RIP the metaverse
Meta seems to be winding down its metaverse ambitions. We took a look back at what the company was going for.
Today Meta confirmed that it’s laying off more than 1,000 people in its Reality Labs division — the latest in a series of nails in the coffin for the company’s virtual reality and metaverse ambitions as it pivots to AI.
Considering the company changed its name from Facebook to Meta in 2021 to reflect its new goals, we thought we’d take a look back at what exactly the company and its CEO were going for way back when, and what’s happened since. (If Mark Zuckerberg happens to be reading this, perhaps he should consider renaming the company once again to something more like Met.ai.)

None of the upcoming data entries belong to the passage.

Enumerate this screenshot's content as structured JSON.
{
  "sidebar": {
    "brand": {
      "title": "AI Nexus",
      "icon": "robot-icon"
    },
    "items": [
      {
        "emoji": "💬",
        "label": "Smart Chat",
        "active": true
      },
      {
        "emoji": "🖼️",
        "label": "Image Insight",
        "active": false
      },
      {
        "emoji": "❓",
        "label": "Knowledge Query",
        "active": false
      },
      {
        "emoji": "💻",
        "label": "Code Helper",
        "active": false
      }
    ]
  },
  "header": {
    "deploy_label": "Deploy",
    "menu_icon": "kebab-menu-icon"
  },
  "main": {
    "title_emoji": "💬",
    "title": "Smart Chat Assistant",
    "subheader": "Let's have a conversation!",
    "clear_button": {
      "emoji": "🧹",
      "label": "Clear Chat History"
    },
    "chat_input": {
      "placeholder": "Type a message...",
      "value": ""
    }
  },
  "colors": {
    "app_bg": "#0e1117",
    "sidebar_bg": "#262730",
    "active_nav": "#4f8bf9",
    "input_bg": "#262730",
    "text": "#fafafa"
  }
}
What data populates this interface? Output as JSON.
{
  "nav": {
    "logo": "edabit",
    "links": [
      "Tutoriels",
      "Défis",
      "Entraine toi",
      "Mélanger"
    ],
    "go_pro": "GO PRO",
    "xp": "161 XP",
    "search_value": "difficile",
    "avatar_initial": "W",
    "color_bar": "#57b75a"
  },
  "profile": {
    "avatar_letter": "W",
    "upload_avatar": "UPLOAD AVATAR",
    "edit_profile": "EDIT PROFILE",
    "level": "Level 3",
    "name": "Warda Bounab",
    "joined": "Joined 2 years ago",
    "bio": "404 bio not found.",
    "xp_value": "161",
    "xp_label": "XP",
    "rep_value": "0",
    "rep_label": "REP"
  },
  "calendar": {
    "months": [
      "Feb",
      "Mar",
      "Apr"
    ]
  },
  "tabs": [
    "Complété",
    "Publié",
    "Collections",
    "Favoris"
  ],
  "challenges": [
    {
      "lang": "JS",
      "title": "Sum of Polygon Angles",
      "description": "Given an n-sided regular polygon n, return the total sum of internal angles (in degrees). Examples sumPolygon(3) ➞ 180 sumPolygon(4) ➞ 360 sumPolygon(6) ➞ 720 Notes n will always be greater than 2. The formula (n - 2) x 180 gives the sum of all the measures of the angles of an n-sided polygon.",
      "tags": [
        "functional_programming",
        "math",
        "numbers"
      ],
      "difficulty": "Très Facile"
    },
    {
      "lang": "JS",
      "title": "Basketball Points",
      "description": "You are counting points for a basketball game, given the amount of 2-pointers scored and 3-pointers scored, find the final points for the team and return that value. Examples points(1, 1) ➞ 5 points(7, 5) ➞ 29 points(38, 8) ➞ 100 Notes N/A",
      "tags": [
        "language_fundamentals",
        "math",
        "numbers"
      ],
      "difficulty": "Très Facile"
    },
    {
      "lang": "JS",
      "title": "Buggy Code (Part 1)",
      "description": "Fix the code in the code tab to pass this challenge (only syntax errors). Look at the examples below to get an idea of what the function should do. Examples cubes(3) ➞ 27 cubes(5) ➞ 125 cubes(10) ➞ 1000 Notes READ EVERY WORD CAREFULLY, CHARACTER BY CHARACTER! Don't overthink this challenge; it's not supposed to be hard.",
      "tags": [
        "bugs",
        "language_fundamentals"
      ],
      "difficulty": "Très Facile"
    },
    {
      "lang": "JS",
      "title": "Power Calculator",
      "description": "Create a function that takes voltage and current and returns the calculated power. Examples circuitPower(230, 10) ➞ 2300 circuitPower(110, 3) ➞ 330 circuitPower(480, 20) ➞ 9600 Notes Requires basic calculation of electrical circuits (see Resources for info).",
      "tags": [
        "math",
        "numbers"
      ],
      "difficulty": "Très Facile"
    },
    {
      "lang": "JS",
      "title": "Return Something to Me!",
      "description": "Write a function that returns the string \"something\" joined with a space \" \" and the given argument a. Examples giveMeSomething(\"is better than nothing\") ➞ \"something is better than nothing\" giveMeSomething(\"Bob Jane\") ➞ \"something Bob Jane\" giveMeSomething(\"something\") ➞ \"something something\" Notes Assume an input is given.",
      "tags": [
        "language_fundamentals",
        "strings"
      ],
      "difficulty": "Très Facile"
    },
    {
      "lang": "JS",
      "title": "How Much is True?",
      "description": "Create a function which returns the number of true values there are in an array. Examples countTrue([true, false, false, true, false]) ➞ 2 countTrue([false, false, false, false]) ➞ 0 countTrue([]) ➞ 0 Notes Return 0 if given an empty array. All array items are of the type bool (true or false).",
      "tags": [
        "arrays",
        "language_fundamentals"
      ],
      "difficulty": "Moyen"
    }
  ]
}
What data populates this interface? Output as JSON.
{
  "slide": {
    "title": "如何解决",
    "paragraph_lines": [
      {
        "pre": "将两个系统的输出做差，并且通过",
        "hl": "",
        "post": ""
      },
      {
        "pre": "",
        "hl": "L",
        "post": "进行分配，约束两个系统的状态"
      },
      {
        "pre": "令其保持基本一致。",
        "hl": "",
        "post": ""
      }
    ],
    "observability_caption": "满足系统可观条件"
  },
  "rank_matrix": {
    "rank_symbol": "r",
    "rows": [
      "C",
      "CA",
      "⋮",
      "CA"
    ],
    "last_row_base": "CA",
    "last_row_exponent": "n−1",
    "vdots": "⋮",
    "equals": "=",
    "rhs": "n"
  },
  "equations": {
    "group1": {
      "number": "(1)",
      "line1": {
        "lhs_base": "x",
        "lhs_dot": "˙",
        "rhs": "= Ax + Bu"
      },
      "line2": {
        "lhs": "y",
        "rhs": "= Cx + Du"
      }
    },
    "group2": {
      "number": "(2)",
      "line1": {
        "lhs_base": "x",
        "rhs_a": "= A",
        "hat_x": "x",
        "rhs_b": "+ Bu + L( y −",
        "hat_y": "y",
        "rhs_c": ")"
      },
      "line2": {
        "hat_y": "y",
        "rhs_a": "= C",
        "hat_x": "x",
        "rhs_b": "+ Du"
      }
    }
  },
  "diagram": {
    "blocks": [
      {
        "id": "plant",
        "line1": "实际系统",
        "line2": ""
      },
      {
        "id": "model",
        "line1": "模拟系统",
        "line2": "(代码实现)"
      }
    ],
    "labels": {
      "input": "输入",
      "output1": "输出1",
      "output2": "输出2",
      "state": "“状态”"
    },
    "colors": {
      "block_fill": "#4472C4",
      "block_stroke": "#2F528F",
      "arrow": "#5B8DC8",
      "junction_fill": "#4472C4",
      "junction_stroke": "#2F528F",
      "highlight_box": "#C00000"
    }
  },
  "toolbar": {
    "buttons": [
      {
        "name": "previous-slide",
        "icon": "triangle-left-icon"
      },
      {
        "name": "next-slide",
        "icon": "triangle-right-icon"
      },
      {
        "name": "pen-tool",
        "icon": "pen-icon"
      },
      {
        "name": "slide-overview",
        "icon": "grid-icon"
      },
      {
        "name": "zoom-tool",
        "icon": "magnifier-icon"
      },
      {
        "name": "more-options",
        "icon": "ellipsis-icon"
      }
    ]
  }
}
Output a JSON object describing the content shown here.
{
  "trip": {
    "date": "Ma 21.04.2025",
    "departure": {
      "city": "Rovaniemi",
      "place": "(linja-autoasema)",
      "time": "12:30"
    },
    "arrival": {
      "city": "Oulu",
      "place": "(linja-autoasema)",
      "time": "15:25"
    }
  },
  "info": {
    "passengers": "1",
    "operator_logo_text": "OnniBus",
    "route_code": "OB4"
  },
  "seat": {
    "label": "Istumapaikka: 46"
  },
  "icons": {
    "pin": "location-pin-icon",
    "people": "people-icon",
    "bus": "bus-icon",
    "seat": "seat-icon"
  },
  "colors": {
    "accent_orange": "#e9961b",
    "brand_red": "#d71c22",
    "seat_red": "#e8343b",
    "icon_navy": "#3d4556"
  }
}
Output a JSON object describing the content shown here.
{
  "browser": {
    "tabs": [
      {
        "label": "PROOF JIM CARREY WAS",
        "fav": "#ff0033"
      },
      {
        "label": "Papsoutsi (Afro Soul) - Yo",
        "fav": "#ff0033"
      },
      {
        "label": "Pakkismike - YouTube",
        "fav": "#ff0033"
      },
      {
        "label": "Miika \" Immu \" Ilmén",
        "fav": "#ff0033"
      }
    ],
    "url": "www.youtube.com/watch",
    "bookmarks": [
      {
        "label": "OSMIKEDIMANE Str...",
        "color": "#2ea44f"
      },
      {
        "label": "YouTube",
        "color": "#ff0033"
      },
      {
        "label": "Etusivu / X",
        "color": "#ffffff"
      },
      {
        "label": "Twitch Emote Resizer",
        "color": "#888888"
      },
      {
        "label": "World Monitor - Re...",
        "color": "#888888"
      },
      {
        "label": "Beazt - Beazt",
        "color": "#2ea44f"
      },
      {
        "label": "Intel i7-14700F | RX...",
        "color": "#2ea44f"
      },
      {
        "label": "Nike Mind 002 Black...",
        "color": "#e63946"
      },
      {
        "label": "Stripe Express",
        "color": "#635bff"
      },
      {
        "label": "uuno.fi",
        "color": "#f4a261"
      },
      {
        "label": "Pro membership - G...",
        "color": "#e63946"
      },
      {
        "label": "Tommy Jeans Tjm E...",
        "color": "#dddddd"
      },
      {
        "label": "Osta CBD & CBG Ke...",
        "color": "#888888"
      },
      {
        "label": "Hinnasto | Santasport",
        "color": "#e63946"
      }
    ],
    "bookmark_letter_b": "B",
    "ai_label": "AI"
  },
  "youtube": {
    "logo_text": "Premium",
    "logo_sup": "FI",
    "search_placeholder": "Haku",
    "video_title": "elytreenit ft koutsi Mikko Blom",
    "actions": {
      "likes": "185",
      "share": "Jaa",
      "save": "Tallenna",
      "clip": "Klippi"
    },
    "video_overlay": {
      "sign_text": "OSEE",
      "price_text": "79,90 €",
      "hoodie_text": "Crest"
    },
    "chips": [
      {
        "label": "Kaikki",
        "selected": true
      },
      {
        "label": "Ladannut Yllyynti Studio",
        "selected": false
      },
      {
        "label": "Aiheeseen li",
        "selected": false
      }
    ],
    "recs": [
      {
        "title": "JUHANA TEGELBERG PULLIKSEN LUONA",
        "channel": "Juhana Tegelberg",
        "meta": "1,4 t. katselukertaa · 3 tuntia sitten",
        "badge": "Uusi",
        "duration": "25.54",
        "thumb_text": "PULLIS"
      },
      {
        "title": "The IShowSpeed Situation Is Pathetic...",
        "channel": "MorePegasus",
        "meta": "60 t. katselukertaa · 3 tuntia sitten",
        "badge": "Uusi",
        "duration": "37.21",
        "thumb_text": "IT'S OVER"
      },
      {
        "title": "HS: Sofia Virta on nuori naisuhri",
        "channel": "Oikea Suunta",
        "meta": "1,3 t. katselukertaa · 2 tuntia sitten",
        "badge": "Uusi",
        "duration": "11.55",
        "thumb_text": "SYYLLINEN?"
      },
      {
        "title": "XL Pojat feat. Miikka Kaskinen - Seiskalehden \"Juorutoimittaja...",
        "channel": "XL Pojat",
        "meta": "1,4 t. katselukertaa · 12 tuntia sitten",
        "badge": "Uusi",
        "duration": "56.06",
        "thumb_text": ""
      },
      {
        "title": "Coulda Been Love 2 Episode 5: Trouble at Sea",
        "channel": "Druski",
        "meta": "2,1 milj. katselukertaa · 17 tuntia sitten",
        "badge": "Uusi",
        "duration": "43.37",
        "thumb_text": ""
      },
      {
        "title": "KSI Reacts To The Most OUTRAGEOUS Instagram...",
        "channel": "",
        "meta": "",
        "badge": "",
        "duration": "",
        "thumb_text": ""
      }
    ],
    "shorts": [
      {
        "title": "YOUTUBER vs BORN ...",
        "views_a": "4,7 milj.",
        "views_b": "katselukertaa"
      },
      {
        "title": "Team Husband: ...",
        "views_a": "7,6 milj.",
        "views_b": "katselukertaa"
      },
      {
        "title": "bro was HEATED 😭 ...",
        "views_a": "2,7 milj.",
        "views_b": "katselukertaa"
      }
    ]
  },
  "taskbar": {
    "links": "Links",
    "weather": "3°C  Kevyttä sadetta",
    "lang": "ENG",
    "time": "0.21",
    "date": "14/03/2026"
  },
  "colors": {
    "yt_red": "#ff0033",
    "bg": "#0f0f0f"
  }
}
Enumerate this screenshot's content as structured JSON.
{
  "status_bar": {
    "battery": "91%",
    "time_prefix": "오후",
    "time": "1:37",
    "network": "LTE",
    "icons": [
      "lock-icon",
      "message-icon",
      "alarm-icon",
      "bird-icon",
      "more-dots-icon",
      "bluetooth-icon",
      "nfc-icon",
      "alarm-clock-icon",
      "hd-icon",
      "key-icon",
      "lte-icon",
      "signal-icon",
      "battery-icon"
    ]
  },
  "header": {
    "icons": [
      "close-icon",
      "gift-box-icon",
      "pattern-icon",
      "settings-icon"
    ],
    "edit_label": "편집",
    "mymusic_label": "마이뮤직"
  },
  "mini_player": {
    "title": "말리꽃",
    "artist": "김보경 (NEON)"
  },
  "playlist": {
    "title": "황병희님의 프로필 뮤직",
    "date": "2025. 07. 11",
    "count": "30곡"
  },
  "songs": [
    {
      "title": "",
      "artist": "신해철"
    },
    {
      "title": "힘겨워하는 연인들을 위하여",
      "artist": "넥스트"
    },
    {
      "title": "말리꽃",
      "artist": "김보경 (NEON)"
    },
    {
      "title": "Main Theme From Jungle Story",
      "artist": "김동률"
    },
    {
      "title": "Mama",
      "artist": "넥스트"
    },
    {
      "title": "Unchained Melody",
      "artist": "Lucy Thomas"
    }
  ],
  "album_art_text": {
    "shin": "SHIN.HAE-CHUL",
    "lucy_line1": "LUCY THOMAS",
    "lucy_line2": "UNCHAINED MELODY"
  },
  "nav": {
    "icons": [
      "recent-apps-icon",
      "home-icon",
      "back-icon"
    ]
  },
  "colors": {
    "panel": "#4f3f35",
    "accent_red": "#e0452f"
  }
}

“In the metaverse, you’ll be able to do almost anything you can imagine — get together with friends and family, work, learn, play, shop, create — as well as completely new experiences that don’t really fit how we think about computers or phones today,” Zuckerberg wrote in the heady days of 2021.
“In this future, you will be able to teleport instantly as a hologram to be at the office without a commute, at a concert with friends, or in your parents’ living room to catch up.”
Fast-forward a few years and... that hasn’t happened. Instead, the company is talking about AI a lot, like it once raved about the metaverse.
“It seems clear that in the coming years, AI will improve all our existing systems and enable the creation and discovery of new things that aren’t imaginable today,” Zuckerberg wrote in a mini manifesto this summer. “In some ways this will be a new era for humanity.”
And the company is now putting its money where the metaverse isn’t, as Zuckerberg warns that the dangers of not investing enough in AI outweigh the risks of investing too much.
The company is, however, continuing with its augmented reality glasses, but now instead of upselling their metaverse capabilities, Meta now emphasizes that they are “powered by AI” and how they help people navigate the real world.
Looking back at the metaverse
Here are some of the key milestones in the metaverse’s troubled history:
October 28, 2021 - Founder’s letter announcing the metaverse is the “next chapter” for the company, saying it “will touch every product we build.” Announces a rebranding as Meta.
February 17, 2022 - Meta says 10,000 worlds have been created in Horizon Worlds and it has 300,000 users.
May 18, 2022 - Calling for an open and interoperable metaverse, Meta President Nick Clegg says that “the global metaverse economy could be worth more than $3 trillion globally in a decade.”
June 22, 2022 - Meta rolls out expanded monetization for metaverse creators, including NFTs, which the company says are “essential for the metaverse.”
August 16, 2022 - In a Facebook post announcing Horizon Worlds’ release in France and Spain, Zuckerberg posts an infamous screenshot of his cartoonish avatar in front of the Eiffel Tower, which is widely panned.
August 19, 2022 - Zuckerberg acknowledges previous avatar was “pretty basic” and shares a more detailed avatar.
October 11, 2022 - Zuckerberg shows a video of Horizon Worlds avatars with legs, but it was a motion capture-generated “preview.”
October 15, 2022 - The Wall Street Journal reports on internal Meta documents that show fewer than 200,000 monthly active users, with most users not returning after a month. According to the documents, only 9% of worlds built by creators ever saw at least 50 users, while most were never visited at all.
August 29, 2023 - Horizon Worlds avatars get legs.
September 15, 2023 - Meta brings Horizon Worlds to mobile.
September 26, 2024 - Meta discontinues the Meta Quest Pro headset after lowering the price a year earlier.
December 4, 2025 - Bloomberg reports that Meta is planning to slash metaverse and VR spending by up to 30%.
January 13, 2026 - Meta announces deep cuts to Reality Labs employees working on Horizon Worlds and the metaverse, but will “double down on bringing the best Horizon experiences and AI creator tools to mobile.”